BEIJING (Scrap Monster): A surprising decline in zinc concentrate imports to the lowest level in over four years as per April Chinese trade data released on Tuesday. Key for LME zinc prices is whether this was supply or demand induced.
“It is was a function of lower demand from smelters. Chinese refined zinc production has been contracting in recent months owing mainly to early maintanence in response to soft demand and low treatment charges (TCs), the main source of smetler revenue,” Barclays stated in a commodities snippet.
Chinese smelter margins have been under pressure from low TCs, which have reduced the incentive to process all available concentrate, especially when metal stocks are high and had been rising.

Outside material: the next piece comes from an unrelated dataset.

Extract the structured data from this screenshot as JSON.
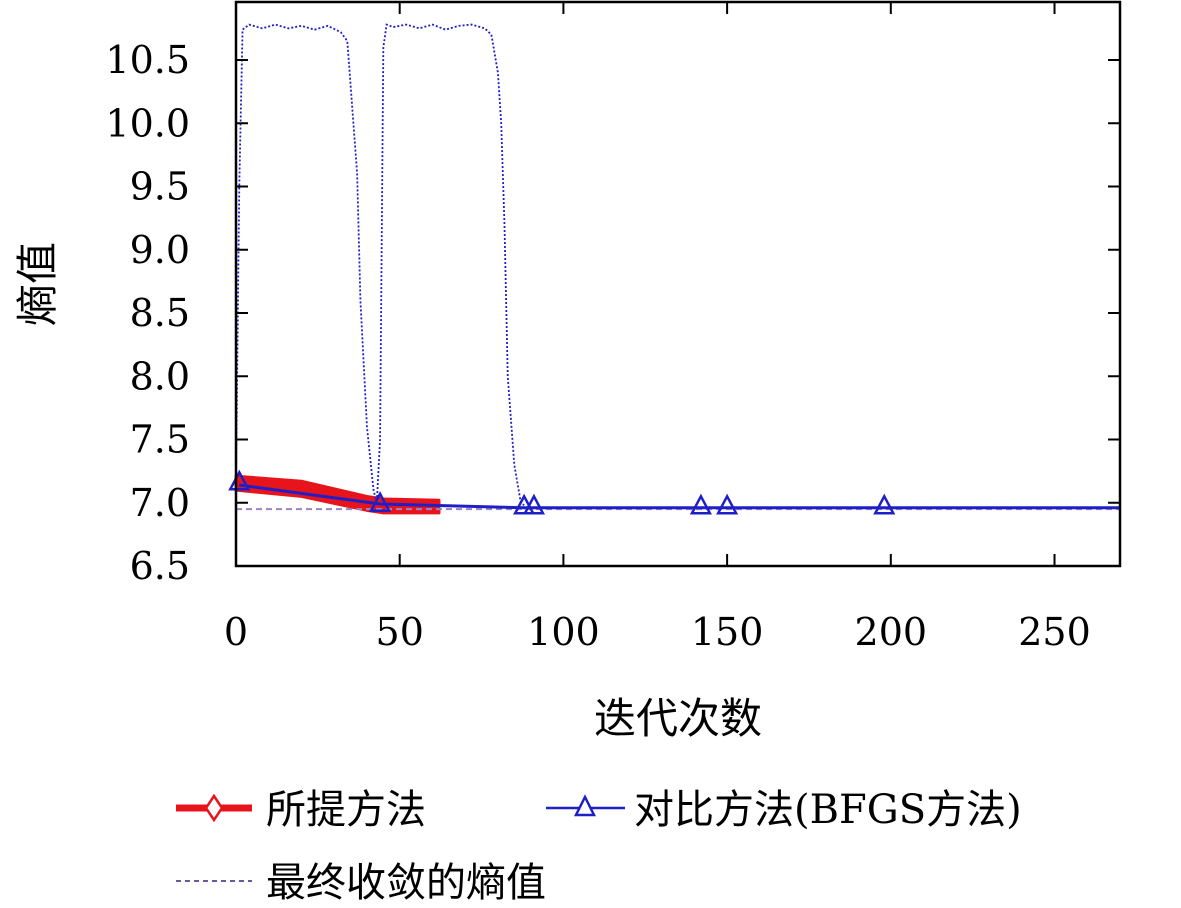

Weaker refined production has had the biggest impact on demand for imported concentrate, which has fallen by 31% y/y this year so far, much more than the 3.7% y/y fall in smelter production. Meanwhile, domestic mine output has continued to grow very strongly indeed, rising by 20% y/y.
Barclays continued that, “Chinese concentrate production has been stronger than we expected thus far this year, suggesting there is a risk that concentrate supply surprises to the upside.”
So what does this mean for metal prices?
The ultimate driver of the metal market balance is raw material availability. In a market like copper, mine supply has not kept up with metal demand resulting in many years of metal market deficits and high prices.
By contrast, in the zinc market there is currently more mine supply than metal demand. Whether all that concentrate gets turned into metal and therefore how big the metal market surplus will be is determined in part by smelter profitability. If miners are willing to hold concentrate stocks then it will limit the size of the metal market surplus.
Otherwise, the self-correcting mechanism will be for treatment charges to rise and smelters to increase production again.
“For the moment, at least, the reduction in Chinese refined output has tightened the domestic market a little and SHFE stocks have started to fall, but until global mine production falls consistently short of metal demand (due perhaps to lower prices or a structural weakening in mine production growth) the zinc market will remain well supplied,” Barclays concluded.